Quand passion et profession se rencontrent à la lecture d’un article de presse.

L’article publié sur le site internet du Figaro[1] date d’il y a déjà quelques semaines mais le sujet est suffisamment sérieux pour que j’y revienne.

Le titre de l’article est pour le moins alléchant. L’idée d’avoir une liste de modèle dont il faudrait se dépêcher de faire l’acquisition « avant qu’il ne soit trop tard » semble être la promesse pour le passionné de donner un cadre raisonnable à quelque chose qui (par nature) ne l’est pas. C’est donc avec une petite forme d’euphorie que je commence à lire l’article. Puisqu’il est question d’investissement, le passionné est rejoint rapidement par l’ingénieur patrimonial.
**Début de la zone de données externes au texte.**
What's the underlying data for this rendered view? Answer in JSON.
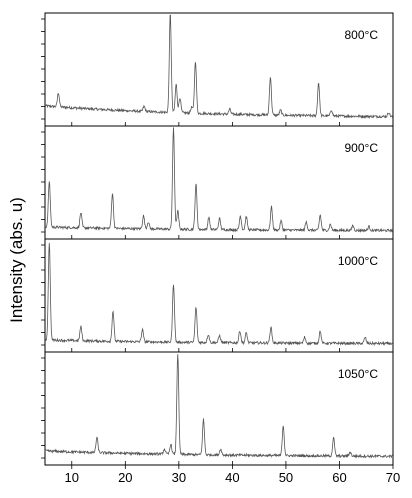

Le passionné voit alors les premiers chiffres d’un tableau énumérant les 10 modèles dont la « cote » a le plus progressé entre 2019/2020 et aujourd’hui, avec un +176% spectaculaire enregistré pour un cabriolet français. « Un moyen de se protéger de l’inflation et c’est surtout plus drôle et rentable qu’un livret A » indique l’un des intervenants à l’article.

Mais l’ingénieur patrimonial semble sceptique. Pour commencer, l’étude porte sur des véhicules ayant été suffisamment vendus sur 1 site internet pour établir une « moyenne fiable ». C’est-à-dire ? 100 ? 10 ? 3 ? Ensuite, les valeurs affichées sont des « records » comparés à des prix moyen des années précédentes. C’est un peu comparer le prix de vente d’un appartement exceptionnel ayant appartenu à une célébrité à la moyenne du prix des appartements en France sur 2 ans. Pas vraiment révélateur.

Ce dernier fait aussi remarquer que le tableau qui est présenté retrace la prise de valeur de certains modèles au cours des « derniers mois ».  Et que les performances passées ne présagent pas des performances futures.

Enfin, il est indiscutable qu’un cabriolet c’est quand même « plus drôle qu’un livret A ». Mais le professionnel fait quand même remarquer qu’il n’a jamais vu un livret A prendre feu dans un garage ou même en panne au bord de l’autoroute (quel rabat-joie !).

Bref. Cet article que je vous invite tout de même à lire m’a fait passer un bon moment. Mais je pense qu’un peu plus de précision et de nuance auraient été les bienvenues. L’accroche a parfaitement fonctionné (le passionné a couru) mais la raison a rapidement pris le pas.

Cela reste un marché d’offre et de demande et chaque bien proposé est unique par essence. La progression des prix des véhicules anciens existe. Mais elle n’est pas linéaire, égale et encore moins infinie.

Finalement, le passionné que je suis se satisfait déjà largement des bons moments passés en bonne compagnie au volant de sa Mini. Et ceux-ci n’ont pas de prix.